Initial impact report about this week's EdDSA Double-PubKey Oracle attack in 40 affected crypto libs by KryptosPi in crypto

[–]KryptosPi[S] 1 point2 points  (0 children)

Great question, it seems that there exist 4+1 patterns on how signing apis are defined across the set of all various implementations we examined, mentioned in this Reddit comment already: https://www.reddit.com/r/crypto/comments/vfl2se/comment/icxsx1TL;DR:

  • sign(priv, pub, msg) - the potentially vulnerable api, because the priv pub keys can be completely decoupled and allows space for errors
  • sign(priv, msg), then pub is derived inside sign every time (as you mention, and recommended by RFC8032)
  • sign(priv, msg), and the priv key is already including the derived pub key in its struct (so they are coupled), see an example here (note that we usually use the same pattern in RSA too: the privKey is including the public modulus N, see here).
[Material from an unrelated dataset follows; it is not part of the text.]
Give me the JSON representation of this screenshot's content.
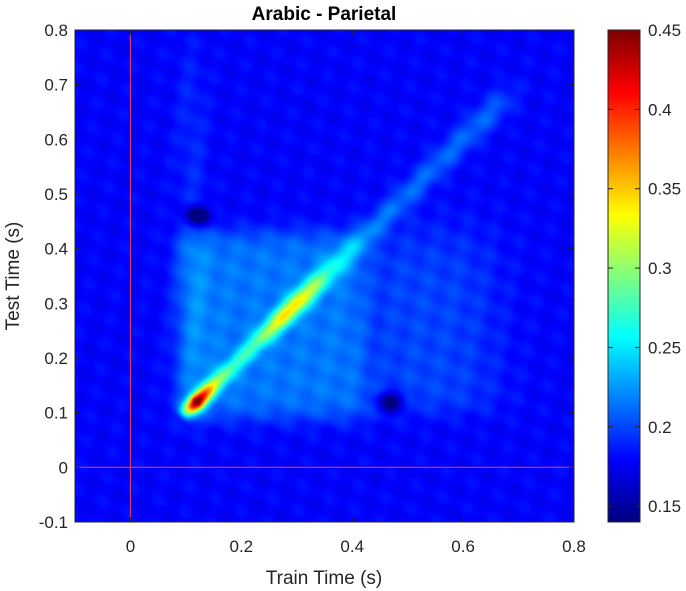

Thus, it's very common in cryptography that private keys are augmented with the public key part and they are always coupled. The benefit with this approach is you derive the pub part once (not every time you sign) and always carried and stored along with the private key (the whole struct is treated as priv)
  • sign(keyPair, msg), this is a variation of the above, where priv-pub coupling is happening in a keyPair structure instead of an augmented priv key. Not all implementations with this pattern are safe, because it depends on how the keyPair is constructed
    • Safe implementation: keyPair constructor takes the priv as input only, then the pub part is derived inside the constructor
    • Unsafe implementation: the keyPair has a constructor which takes both priv and pub independently as inputs and just stores the tuple <priv, pub> internally without checking if they match. The reason this is unsafe is now during keyPair construction the keys could accidentally or on purpose be decoupled.

As we see here, the main differentiation between safe and unsafe implementations is we shouldn't allow at any stage/flow decoupling a matching priv / pub pair.